= André-François Deslandes =

French philosopher

André-François Boureau-Deslandes (21 May 1689 – 11 April 1757) was a French philosopher.

Deslandes has been viewed as an important precursor of the Encyclopédistes. He was appointed Commissioner of the Port of Brest in the Province of Brittany in 1716. He was a corresponding member from La Rochelle of the Académie des Inscriptions et Belles-Lettres, and a member of the Prussian Academy of Sciences.

== Family background ==

Deslandes was born into an important family in Pondichéry. He was the son of André Boureau-Deslandes (born in Tours) and grandson of François Martin (1634–1706), the founder and first governor of Pondichéry.

His father André Boureau-Deslandes played a major role in the diplomatic relations between France and Siam, then in India where he became Director General of Commerce in Bengal.

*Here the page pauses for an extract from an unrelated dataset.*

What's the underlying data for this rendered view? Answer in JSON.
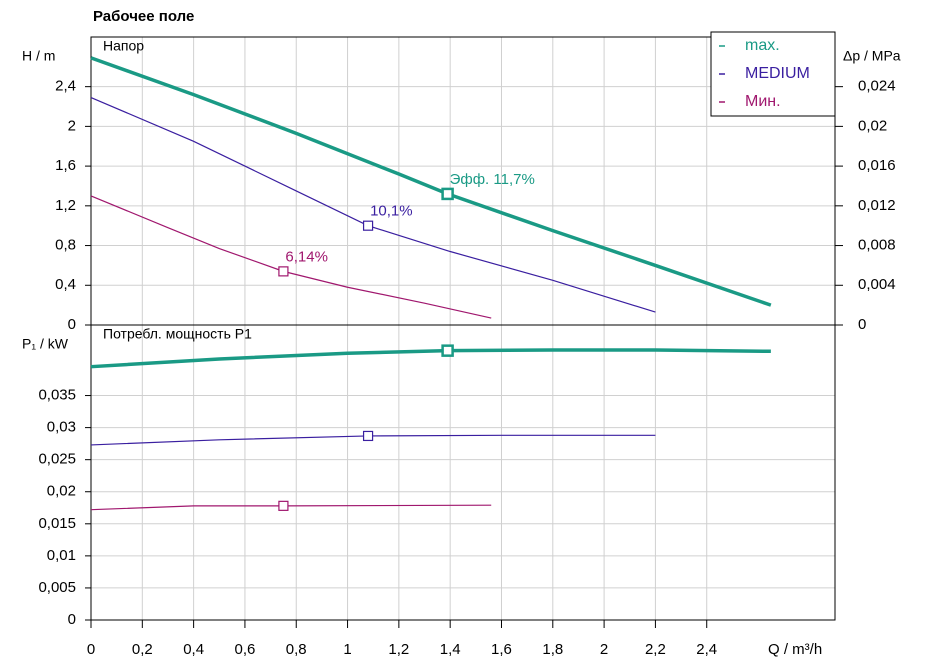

On his return to France, he was sent to Saint-Domingue as an officer in the Navy of the kings of France and Spain, and inspector-general of "l'Assiente". He was ennobled by letters in 1703 and died at Léogâne in 1707. In 1686 he married Deslandes' mother, Marie-Françoise, the daughter of the famous knight Martin, the governor of Pondichéry. They had eight children of which six survived, including two who became clergymen. Deslandes' father brought François Martin's Memoirs back to France as books of manuscripts, and they were later published in three volumes.

==Works==
- L'apotheose du beau-sexe, 1712
- Reflexions sur les grands hommes qui sont morts en plaisantant , 1712. English translation by Abel Boyer, 1713
- Histoire critique de la philosophie, 1737.